At the moment, federal law prohibits pot cultivation even in those
states (11 at last count) that have passed medical-marijuana
referenda. In 1996, Californians voted in favor of the Compassionate
Use Act, also known as Proposition 215, which permitted the use and
cultivation of marijuana by qualified patients.

According to the act, patients with a referral from a physician can
obtain medical marijuana from one of some 200 dispensaries or
"buyers' clubs," which procure their high-grade stock from
tucked-away farms and discreet greenhouses. Despite the ever present
threat of a crackdown from the federal government, these companies
are thriving-some clubs even offer their employees healthcare
benefits and 401(k) plans-and have created a market for medical marijuana.

"For evidence in support of the healthy competition fostered by a
marketplace economy, you need only to look at the quality of
marijuana available in California," says Mark Blumenthal, who directs
the nonprofit American Botanical Council of Austin, Texas. "Pluralism
and economic competition are good for the consumer. We generally
don't allow and empower monopolies in our culture-it's contrary to
the tenets of our economic system."

The invocation of a government monopoly on marijuana helps to explain
the strange bedfellows on the pro-cannabis side of this issue.

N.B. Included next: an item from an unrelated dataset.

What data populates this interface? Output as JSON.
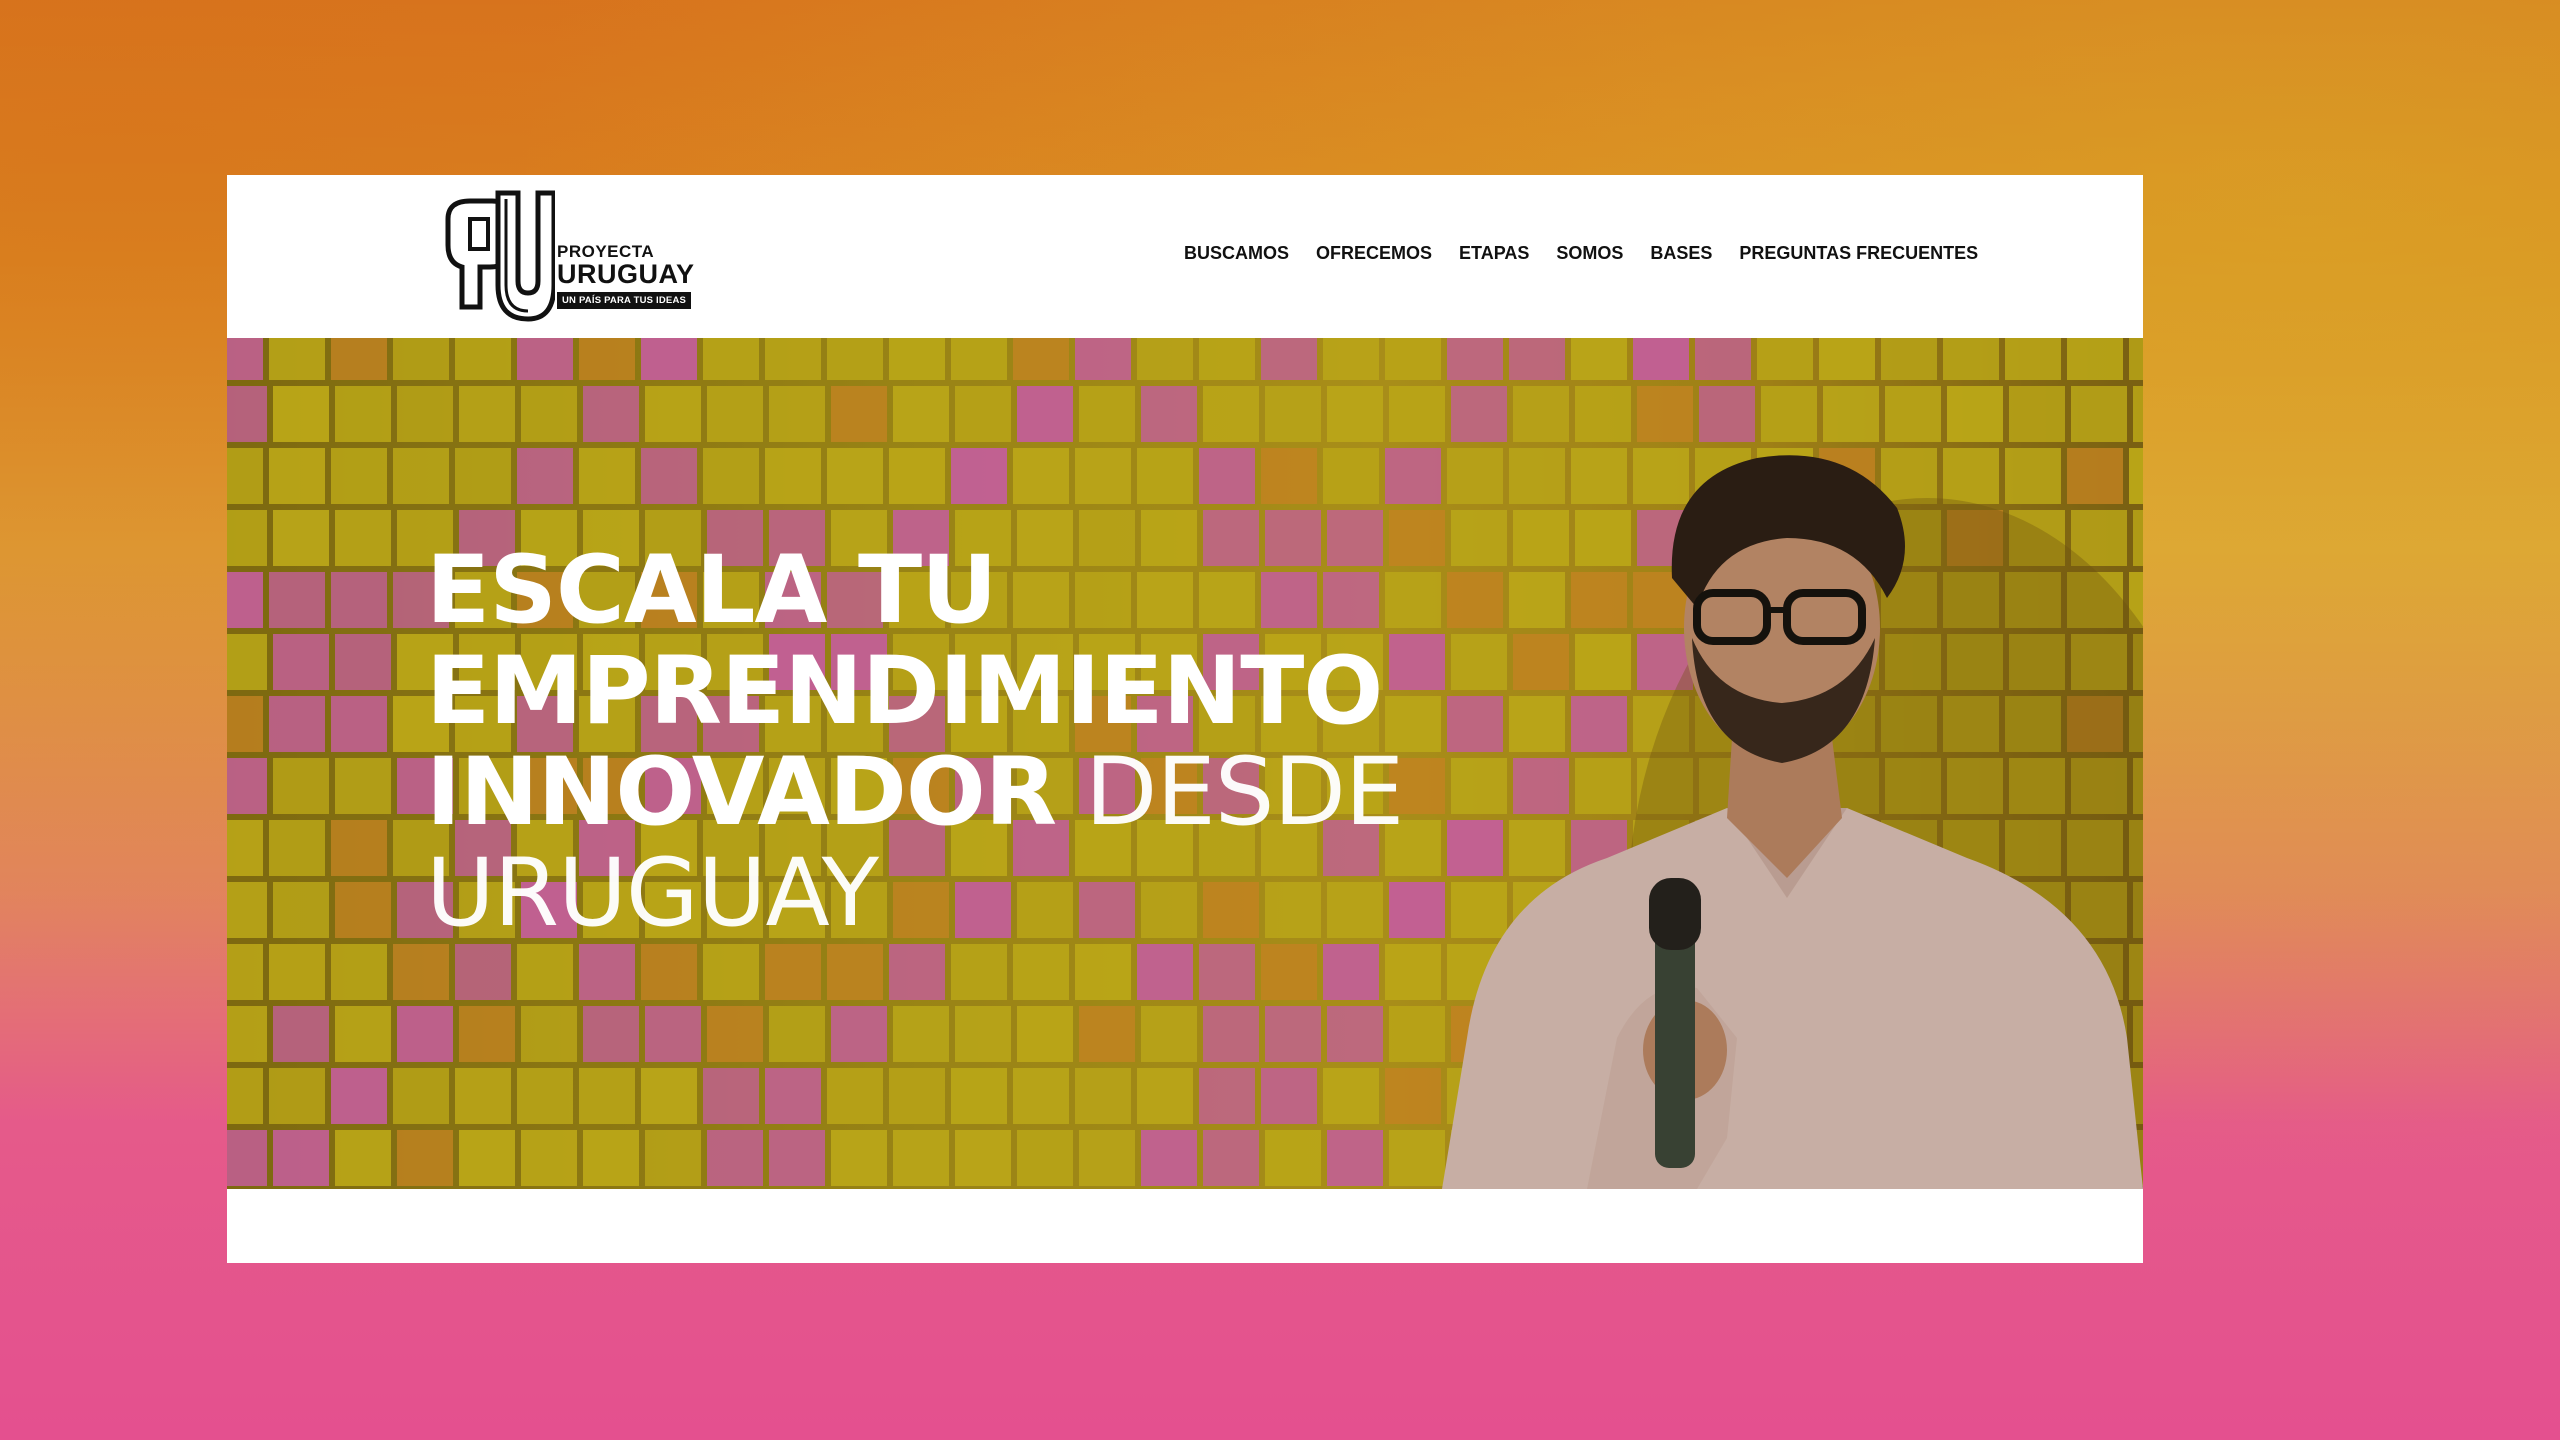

The conservative historian Richard Brookhiser and the late Reagan
aide Lyn Nofziger both spoke out in favor of medical marijuana, and
supporters of Craker's suit against the DEA include not only several
nurses' associations and the United Methodist Church but Grover
Norquist, president of Americans for Tax Reform and a staunch
defender of small government and an unfettered free market.

"The use of controlled substances for legitimate research purposes is
well-established, and has yielded a number of miracle medicines
widely available to patients and doctors," Norquist wrote in his
letter of support. "This case should be no different.
It's in the public interest to end the government monopoly on
marijuana legal for research."

Given Norquist's many successes on the lobbying circuit, perhaps all
medical marijuana needs is a new pitch man.